Он, наконец-то преодолев вечное скопидомство фрягов, собрал армию, превосходящую Батыеву. Он и самих фрягов ведет с собой на Москву! Весною, запрещая своим татарам сеять хлеб, он был уверен в русской добыче. Этот гурген, зять покойного изверга Бердибека, всю жизнь изворачивался и хитрил, отлично постигнув мерзкую науку власти: знанье того, когда и кому надобно вонзить в сердце кинжал или напоить ядом, какую голову следует отрубить и кого задавить, закатавши в кошмы, чтобы не лишиться власти. Но он не ведал главного, того, что подобная власть некрепка уже потому, что лишает себя сильных, талантливых и смелых сподвижников. Этого он не понимал совершенно, как не понимал того ни Калигула, ни Нерон, ни Тиберий, ни, все прочие, несть им числа, сатрапы и диктаторы, до Ивана Грозного и до недавних российских генсеков, которые все делали одно и то же: изничтожали живые силы страны до тех пор, пока корабль государственности не переворачивался, а ежели и спасались, то не благодаря, а вопреки своей «деятельности», спасались помощью еще не уничтоженных, еще не расхищенных национальных сил.
И для чего, какой корысти ради двинул он все эти безмерные множества на Русь, а не против Синей Орды, откуда пришла и шла уже на него сущая погибель? Или и он, этот коварный славолюбец, в тайная тайных души жил иллюзиями?
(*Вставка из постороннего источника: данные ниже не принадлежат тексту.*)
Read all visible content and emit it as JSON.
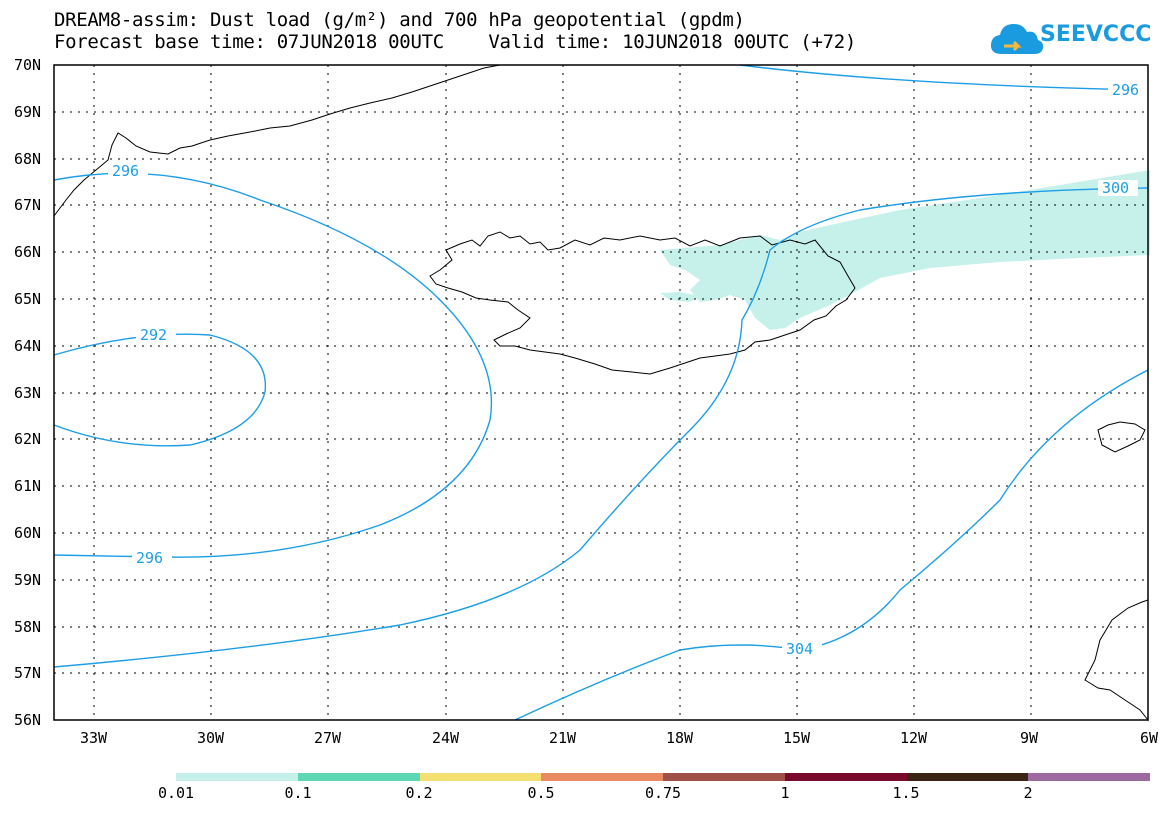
{
  "title": {
    "line1": "DREAM8-assim: Dust load (g/m²) and 700 hPa geopotential (gpdm)",
    "line2": "Forecast base time: 07JUN2018 00UTC    Valid time: 10JUN2018 00UTC (+72)"
  },
  "logo": {
    "text": "SEEVCCC",
    "icon": "cloud-icon",
    "color": "#1a9be0"
  },
  "map": {
    "lat_labels": [
      "70N",
      "69N",
      "68N",
      "67N",
      "66N",
      "65N",
      "64N",
      "63N",
      "62N",
      "61N",
      "60N",
      "59N",
      "58N",
      "57N",
      "56N"
    ],
    "lon_labels": [
      "33W",
      "30W",
      "27W",
      "24W",
      "21W",
      "18W",
      "15W",
      "12W",
      "9W",
      "6W"
    ],
    "contour_color": "#1c9ee6",
    "dust_color": "#c6f1eb",
    "contour_labels": [
      "296",
      "296",
      "292",
      "296",
      "300",
      "304"
    ]
  },
  "colorbar": {
    "colors": [
      "#c6f1eb",
      "#5ed8b4",
      "#f3e070",
      "#e98a62",
      "#9d4f48",
      "#7a0a2b",
      "#3c2414",
      "#9c6aa1"
    ],
    "labels": [
      "0.01",
      "0.1",
      "0.2",
      "0.5",
      "0.75",
      "1",
      "1.5",
      "2"
    ]
  }
}
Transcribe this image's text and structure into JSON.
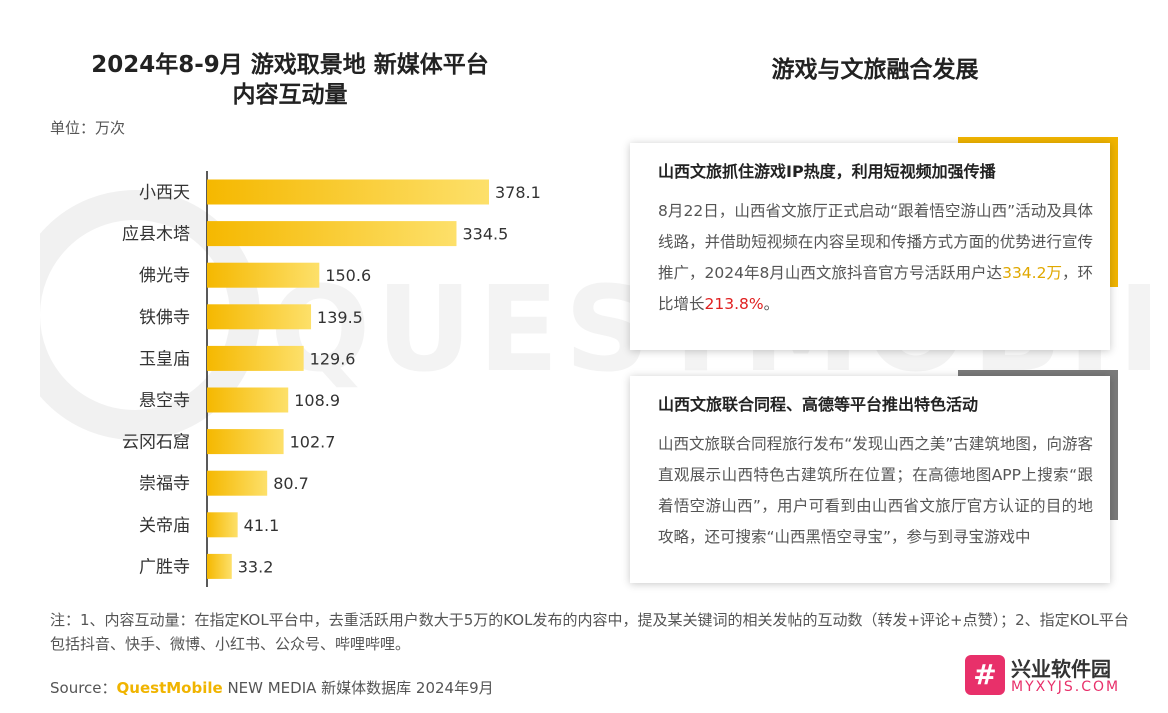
{
  "watermark": {
    "text": "QUESTMOBILE"
  },
  "left": {
    "title_line1": "2024年8-9月 游戏取景地 新媒体平台",
    "title_line2": "内容互动量",
    "unit": "单位：万次"
  },
  "chart_data": {
    "type": "bar",
    "orientation": "horizontal",
    "title": "2024年8-9月 游戏取景地 新媒体平台内容互动量",
    "unit": "单位：万次",
    "categories": [
      "小西天",
      "应县木塔",
      "佛光寺",
      "铁佛寺",
      "玉皇庙",
      "悬空寺",
      "云冈石窟",
      "崇福寺",
      "关帝庙",
      "广胜寺"
    ],
    "values": [
      378.1,
      334.5,
      150.6,
      139.5,
      129.6,
      108.9,
      102.7,
      80.7,
      41.1,
      33.2
    ],
    "value_labels": [
      "378.1",
      "334.5",
      "150.6",
      "139.5",
      "129.6",
      "108.9",
      "102.7",
      "80.7",
      "41.1",
      "33.2"
    ],
    "bar_color": "#f5b800",
    "bar_color_light": "#fde06a",
    "xlim": [
      0,
      400
    ],
    "grid": false
  },
  "right": {
    "title": "游戏与文旅融合发展",
    "card1": {
      "title": "山西文旅抓住游戏IP热度，利用短视频加强传播",
      "body_before": "8月22日，山西省文旅厅正式启动“跟着悟空游山西”活动及具体线路，并借助短视频在内容呈现和传播方式方面的优势进行宣传推广，2024年8月山西文旅抖音官方号活跃用户达",
      "highlight1": "334.2万",
      "body_middle": "，环比增长",
      "highlight2": "213.8%",
      "body_after": "。"
    },
    "card2": {
      "title": "山西文旅联合同程、高德等平台推出特色活动",
      "body": "山西文旅联合同程旅行发布“发现山西之美”古建筑地图，向游客直观展示山西特色古建筑所在位置；在高德地图APP上搜索“跟着悟空游山西”，用户可看到由山西省文旅厅官方认证的目的地攻略，还可搜索“山西黑悟空寻宝”，参与到寻宝游戏中"
    }
  },
  "footer": {
    "note": "注：1、内容互动量：在指定KOL平台中，去重活跃用户数大于5万的KOL发布的内容中，提及某关键词的相关发帖的互动数（转发+评论+点赞）；2、指定KOL平台包括抖音、快手、微博、小红书、公众号、哔哩哔哩。",
    "source_label": "Source：",
    "source_brand": "QuestMobile",
    "source_rest": " NEW MEDIA 新媒体数据库 2024年9月"
  },
  "logo": {
    "glyph": "#",
    "cn": "兴业软件园",
    "en": "MYXYJS.COM"
  },
  "colors": {
    "accent_gold": "#f0b400",
    "accent_gray": "#7a7a7a",
    "highlight_red": "#e02020",
    "logo_pink": "#e8306a"
  }
}
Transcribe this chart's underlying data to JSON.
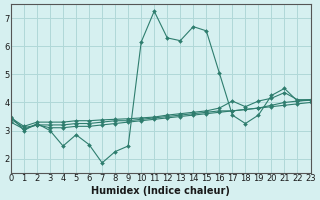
{
  "xlabel": "Humidex (Indice chaleur)",
  "bg_color": "#d6f0f0",
  "grid_color": "#b0d8d8",
  "line_color": "#2e7d6e",
  "xlim": [
    0,
    23
  ],
  "ylim": [
    1.5,
    7.5
  ],
  "xticks": [
    0,
    1,
    2,
    3,
    4,
    5,
    6,
    7,
    8,
    9,
    10,
    11,
    12,
    13,
    14,
    15,
    16,
    17,
    18,
    19,
    20,
    21,
    22,
    23
  ],
  "yticks": [
    2,
    3,
    4,
    5,
    6,
    7
  ],
  "lines": [
    {
      "x": [
        0,
        1,
        2,
        3,
        4,
        5,
        6,
        7,
        8,
        9,
        10,
        11,
        12,
        13,
        14,
        15,
        16,
        17,
        18,
        19,
        20,
        21,
        22,
        23
      ],
      "y": [
        3.5,
        3.0,
        3.25,
        3.0,
        2.45,
        2.85,
        2.5,
        1.85,
        2.25,
        2.45,
        6.15,
        7.25,
        6.3,
        6.2,
        6.7,
        6.55,
        5.05,
        3.55,
        3.25,
        3.55,
        4.25,
        4.5,
        4.05,
        4.1
      ]
    },
    {
      "x": [
        0,
        1,
        2,
        3,
        4,
        5,
        6,
        7,
        8,
        9,
        10,
        11,
        12,
        13,
        14,
        15,
        16,
        17,
        18,
        19,
        20,
        21,
        22,
        23
      ],
      "y": [
        3.3,
        3.05,
        3.2,
        3.1,
        3.1,
        3.15,
        3.15,
        3.2,
        3.25,
        3.3,
        3.35,
        3.4,
        3.45,
        3.5,
        3.55,
        3.6,
        3.65,
        3.7,
        3.75,
        3.8,
        3.85,
        3.9,
        3.95,
        4.0
      ]
    },
    {
      "x": [
        0,
        1,
        2,
        3,
        4,
        5,
        6,
        7,
        8,
        9,
        10,
        11,
        12,
        13,
        14,
        15,
        16,
        17,
        18,
        19,
        20,
        21,
        22,
        23
      ],
      "y": [
        3.4,
        3.1,
        3.2,
        3.2,
        3.2,
        3.25,
        3.25,
        3.3,
        3.35,
        3.35,
        3.4,
        3.45,
        3.5,
        3.55,
        3.6,
        3.65,
        3.7,
        3.7,
        3.75,
        3.8,
        3.9,
        4.0,
        4.05,
        4.08
      ]
    },
    {
      "x": [
        0,
        1,
        2,
        3,
        4,
        5,
        6,
        7,
        8,
        9,
        10,
        11,
        12,
        13,
        14,
        15,
        16,
        17,
        18,
        19,
        20,
        21,
        22,
        23
      ],
      "y": [
        3.45,
        3.15,
        3.3,
        3.3,
        3.3,
        3.35,
        3.35,
        3.38,
        3.4,
        3.42,
        3.45,
        3.48,
        3.55,
        3.6,
        3.65,
        3.7,
        3.8,
        4.05,
        3.85,
        4.05,
        4.15,
        4.35,
        4.1,
        4.1
      ]
    }
  ]
}
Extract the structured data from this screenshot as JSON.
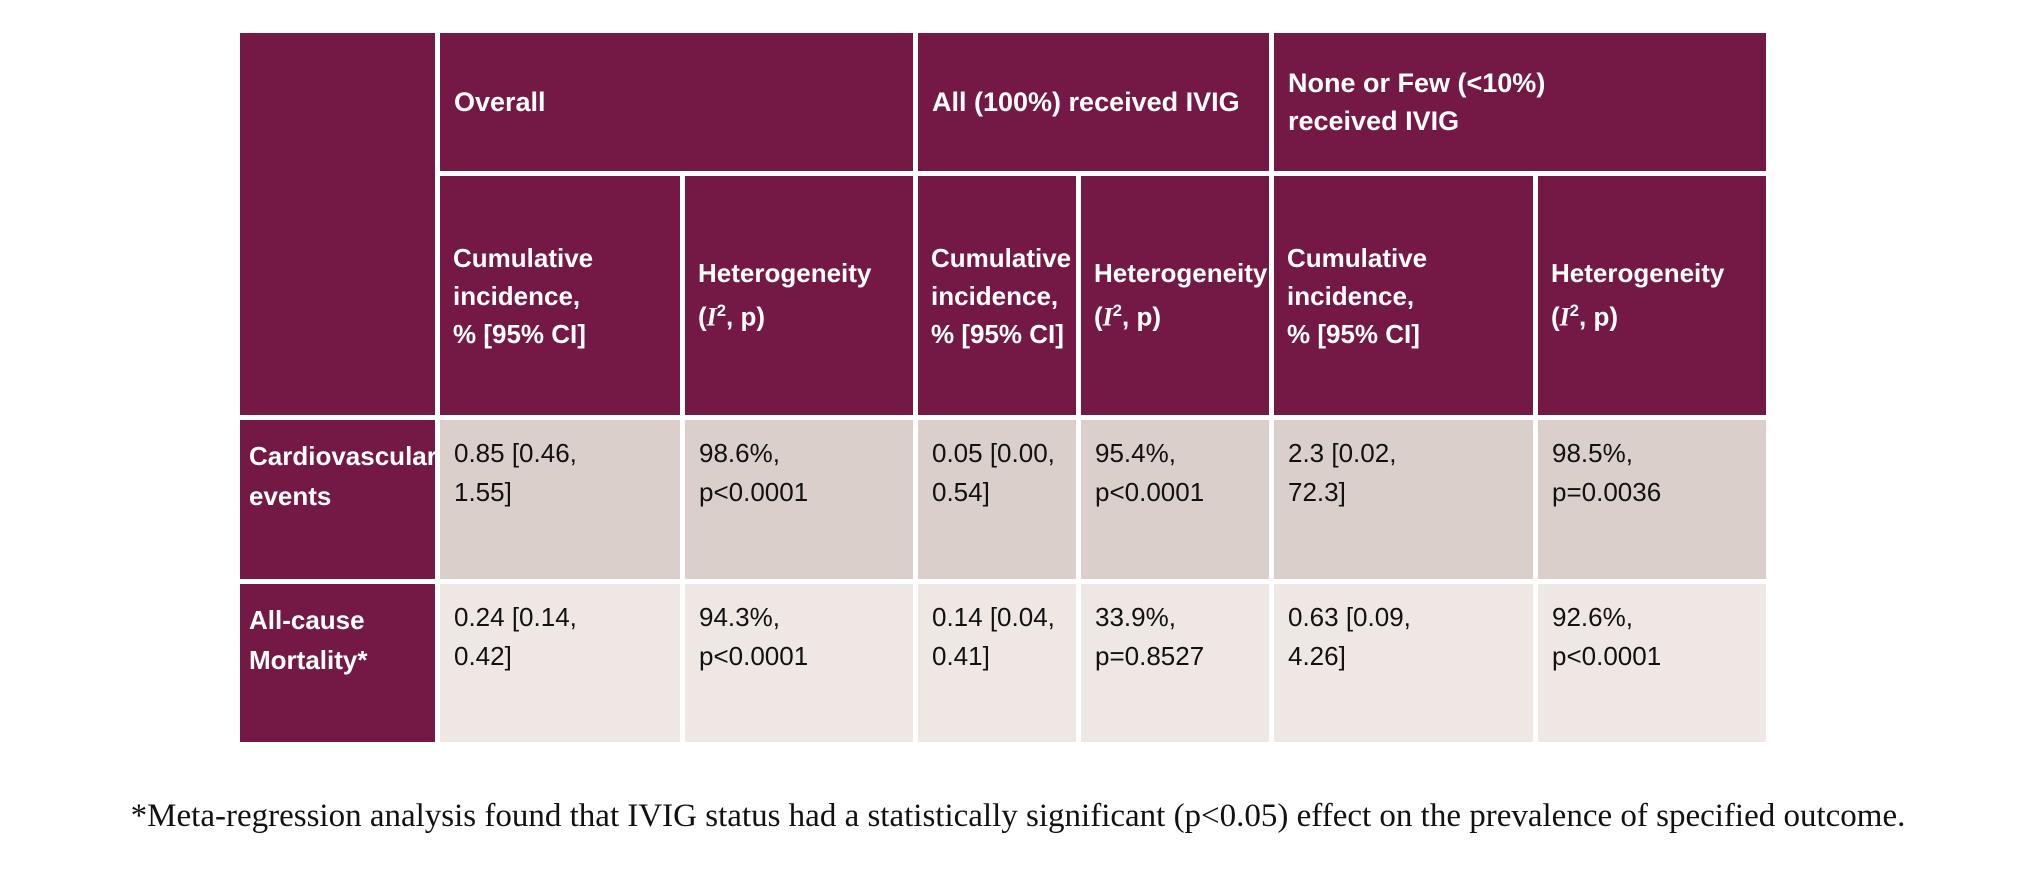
{
  "colors": {
    "header_bg": "#741845",
    "row1_bg": "#dbcfcb",
    "row2_bg": "#efe7e4",
    "header_text": "#ffffff",
    "data_text": "#111111"
  },
  "table": {
    "corner_label": "",
    "groups": [
      {
        "label": "Overall"
      },
      {
        "label": "All (100%) received IVIG"
      },
      {
        "label": "None or Few (<10%)\nreceived IVIG"
      }
    ],
    "subheader": {
      "cumulative": "Cumulative\nincidence,\n% [95% CI]",
      "heterogeneity": "Heterogeneity",
      "het_open": "(",
      "het_i": "I",
      "het_sup": "2",
      "het_close": ", p)"
    },
    "rows": [
      {
        "label": "Cardiovascular\nevents",
        "cells": [
          "0.85 [0.46,\n1.55]",
          "98.6%,\np<0.0001",
          "0.05 [0.00,\n0.54]",
          "95.4%,\np<0.0001",
          "2.3 [0.02,\n72.3]",
          "98.5%,\np=0.0036"
        ]
      },
      {
        "label": "All-cause\nMortality*",
        "cells": [
          "0.24 [0.14,\n0.42]",
          "94.3%,\np<0.0001",
          "0.14 [0.04,\n0.41]",
          "33.9%,\np=0.8527",
          "0.63 [0.09,\n4.26]",
          "92.6%,\np<0.0001"
        ]
      }
    ]
  },
  "footnote": "*Meta-regression analysis found that IVIG status had a statistically significant (p<0.05) effect on the prevalence of specified outcome."
}
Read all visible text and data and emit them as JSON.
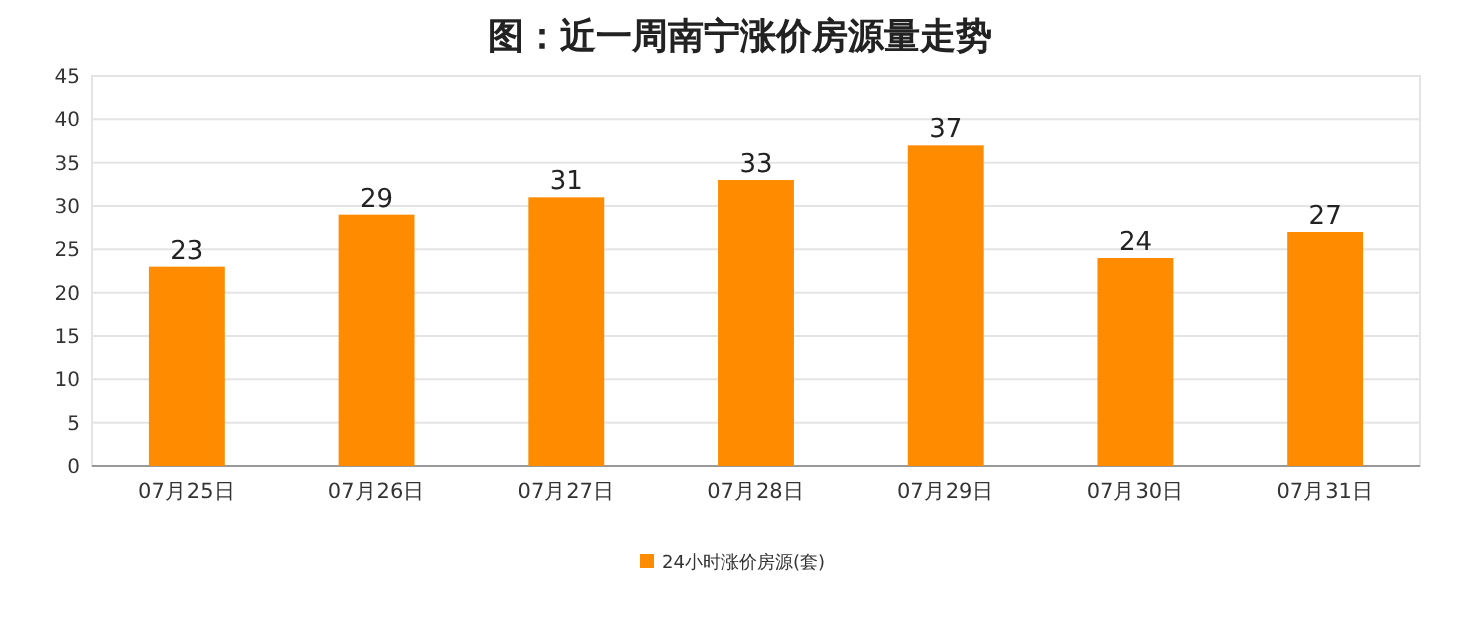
{
  "chart_data": {
    "type": "bar",
    "title": "图：近一周南宁涨价房源量走势",
    "categories": [
      "07月25日",
      "07月26日",
      "07月27日",
      "07月28日",
      "07月29日",
      "07月30日",
      "07月31日"
    ],
    "series": [
      {
        "name": "24小时涨价房源(套)",
        "color": "#ff8c00",
        "values": [
          23,
          29,
          31,
          33,
          37,
          24,
          27
        ]
      }
    ],
    "ylim": [
      0,
      45
    ],
    "yticks": [
      0,
      5,
      10,
      15,
      20,
      25,
      30,
      35,
      40,
      45
    ],
    "grid": "y",
    "legend": "bottom",
    "data_labels": true
  }
}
Да не в самом ли деле восхотел он сравниться с Батыем?!
Тогда… Но тогда его можно лишь пожалеть! В одну и ту же реку нельзя ступить дважды. Изменилась и Русь, и степь, причем изменились настолько, что вспоминать события полуторастолетней давности и вовсе не стоило.
Нельзя жить мечтою о прошлом. Нельзя, опираясь на то, что было и невозвратно прошло, пытаться творить грядущее. Грядущее всегда иное. И какое оно, нам не дано узнать. При этом гибнут и те, кто хочет возродить угасшее, но гибнут и разрушители, пытающиеся воздвигать свои дворцы на развалинах уничтожаемого величия. Где та грань, где та нить, связывающая «оба полы сего времени», из прошлого подающая руку грядущим векам? Где она? Но она есть. И побеждает тот, кто находит этот по острию приятия и отрицания проходящий средний путь. Покойный митрополит Алексий был один из тех немногих, кто угадал, и угадал верно. И страна, поднявшаяся к Куликову полю, выполняла — все еще — волю покойного создателя своего…
***…Посеченных ордынцев складывали на ковер. Мамай смотрел, каменея.
Глянул белыми от ярости глазами, глянул так, что воины попадали во прах.
— Как смели?! Как смели вы?! Как смели уступить в бою моим московским рабам?! Я прикажу отрубить вам головы! Я сниму с вас кожу живьем, дабы научить, вас мужеству! — Носком мягкого узорного, с загнутым носом, татарского сапога он бил по склонившимся лицам, кричал, брызгая яростною слюной. Наконец побитых воинов уволокли, дабы наказать палками. Мамай пил, крупно глотая, пенистый кумыс и не мог напиться.